Israel’s Arabs may play a decisive role in Tuesday’s election, where Prime Minister Benjamin Netanyahu is struggling to stay in power.
“Arab citizens of Israel,” as the Israeli government calls them, are ethnic Palestinians who live in Israel, not the Palestinian territories, and constitute about 20 percent of Israel’s population. Historically, the parties representing them in the Knesset, Israel’s parliament, have fought bitterly among themselves. But recent changes to the electoral rules have put them into the unusual role of kingmakers.
The Knesset’s 120 seats go proportionally to all parties whose share of the popular vote meets a certain threshold. Last year, that threshold was raised from 2 percent to 3.25 percent, which many saw as an attempt to block the fractured Arab parties from having a parliamentary voice. Instead, a group of leading Arab parties decided to face the 2015 election as a unified coalition called the Joint List, which is expected to come in third place on Tuesday. (RELATED: Netanyahu Slipping In Israeli And American Polls)

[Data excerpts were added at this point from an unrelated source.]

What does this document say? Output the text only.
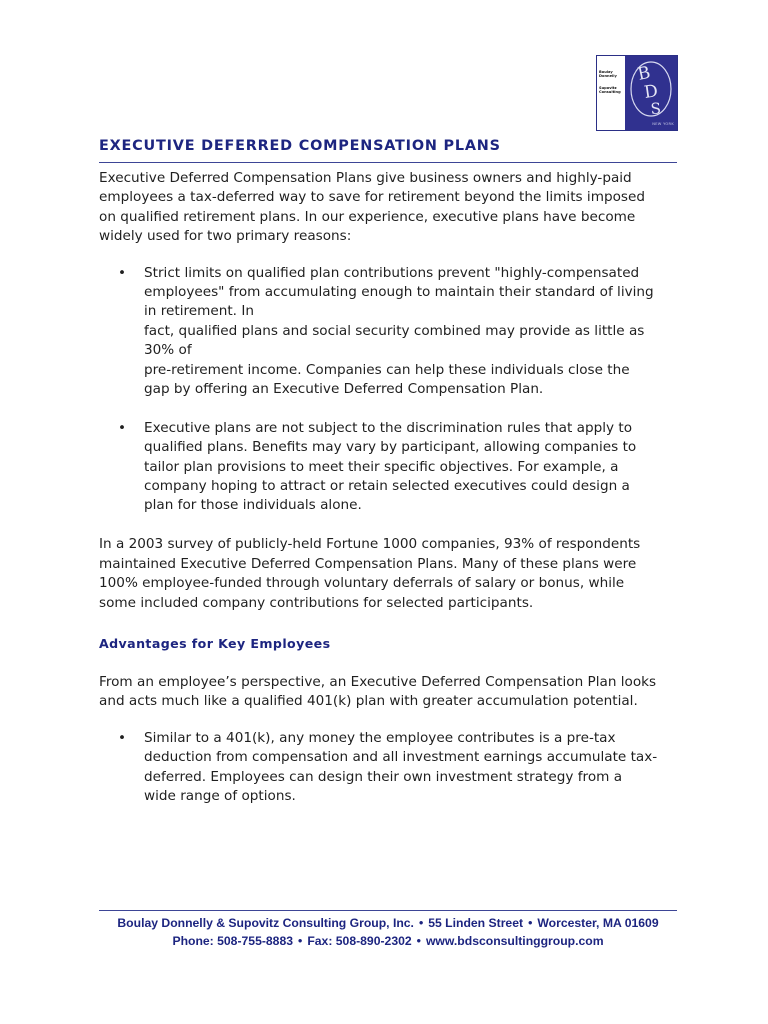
Boulay
Donnelly
Supovitz
Consulting
B
D
S
NEW YORK
EXECUTIVE DEFERRED COMPENSATION PLANS

Executive Deferred Compensation Plans give business owners and highly-paid
employees a tax-deferred way to save for retirement beyond the limits imposed
on qualified retirement plans. In our experience, executive plans have become
widely used for two primary reasons:

• Strict limits on qualified plan contributions prevent "highly-compensated
employees" from accumulating enough to maintain their standard of living
in retirement. In
fact, qualified plans and social security combined may provide as little as
30% of
pre-retirement income. Companies can help these individuals close the
gap by offering an Executive Deferred Compensation Plan.
• Executive plans are not subject to the discrimination rules that apply to
qualified plans. Benefits may vary by participant, allowing companies to
tailor plan provisions to meet their specific objectives. For example, a
company hoping to attract or retain selected executives could design a
plan for those individuals alone.

In a 2003 survey of publicly-held Fortune 1000 companies, 93% of respondents
maintained Executive Deferred Compensation Plans. Many of these plans were
100% employee-funded through voluntary deferrals of salary or bonus, while
some included company contributions for selected participants.

Advantages for Key Employees

From an employee’s perspective, an Executive Deferred Compensation Plan looks
and acts much like a qualified 401(k) plan with greater accumulation potential.

• Similar to a 401(k), any money the employee contributes is a pre-tax
deduction from compensation and all investment earnings accumulate tax-
deferred. Employees can design their own investment strategy from a
wide range of options.
Boulay Donnelly & Supovitz Consulting Group, Inc. • 55 Linden Street • Worcester, MA 01609
Phone: 508-755-8883 • Fax: 508-890-2302 • www.bdsconsultinggroup.com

Since no party in Israeli history has ever won a large enough majority to form a governing cabinet, success depends on coalitions and unstable alliances. The current leading faction, Zionist Union, is itself a coalition between two top anti-Netanyahu politicians — one of whom, Tzipi Livni, was Netanyahu’s justice minister before the government was dissolved in December. (RELATED: Will Netanyahu Remain Israel’s Prime Minister?)
Among other issues, Israeli opposition to Netanyahu rests on the prime minister’s apparent unwillingness to seek any kind of peace deal with the Palestinians. In an interview on Monday, he affirmed that if reelected, he would block all attempts at a two-state solution.
Arab parties have historically kept out of Israeli governing coalitions. But the Joint List’s leader, 41-year-old Ayman Odeh, has signaled that he would support Zionist Union if it manages to oust Netanyahu, according to The New York Times.
The Joint List was far from inevitable when it was formed in January. Its member parties’ ideologies are stunningly diverse, including Islamists, Communists and secular Arab nationalist. While Odeh, its leader, was raised in a Muslim family, he considers himself an atheist. The bloc’s full list of candidates includes Arab Muslims and Christians, as well as an Israeli Jew named Dov Khenin, who has served in three previous Knessets under Odeh’s Hadash party.
Despite its shaky foundations, the Joint List may have found the right electoral moment to coalesce: after years of falling turnout, polls predict the highest Arab voting presence since 1999. Commenters have speculated wildly about whether Arab voters will fulfill these expectations, and whether the Joint List will back a viable coalition that excludes Netanyahu’s Likud. The bloc also faces disproportionately high expectations from those who complain that Israel’s Arabs are routinely ignored by the country’s government for the allocation of basic services.
Aside from these grievances, Arabs in Israel have faced hostility in the political mainstream, where their higher birthrate in comparison to Israeli Jews is euphemistically called “the demographic threat.”
In November, Netanyahu said that Arabs protesting police brutality in their Israeli village were “invited to move” to the West Bank or Gaza. And Avigdor Lieberman, the politician who led the push to raise the election threshold, said last week that Arab citizens who criticize Israel should be beheaded. (In response, Joint List legislator Ahmad Tibi called Lieberman “Jewish ISIS.”)
According to the latest polls, Lieberman’s stridently Zionist Yisrael Beiteinu party, is itself now struggling to overcome the threshold for entry to the Knesset.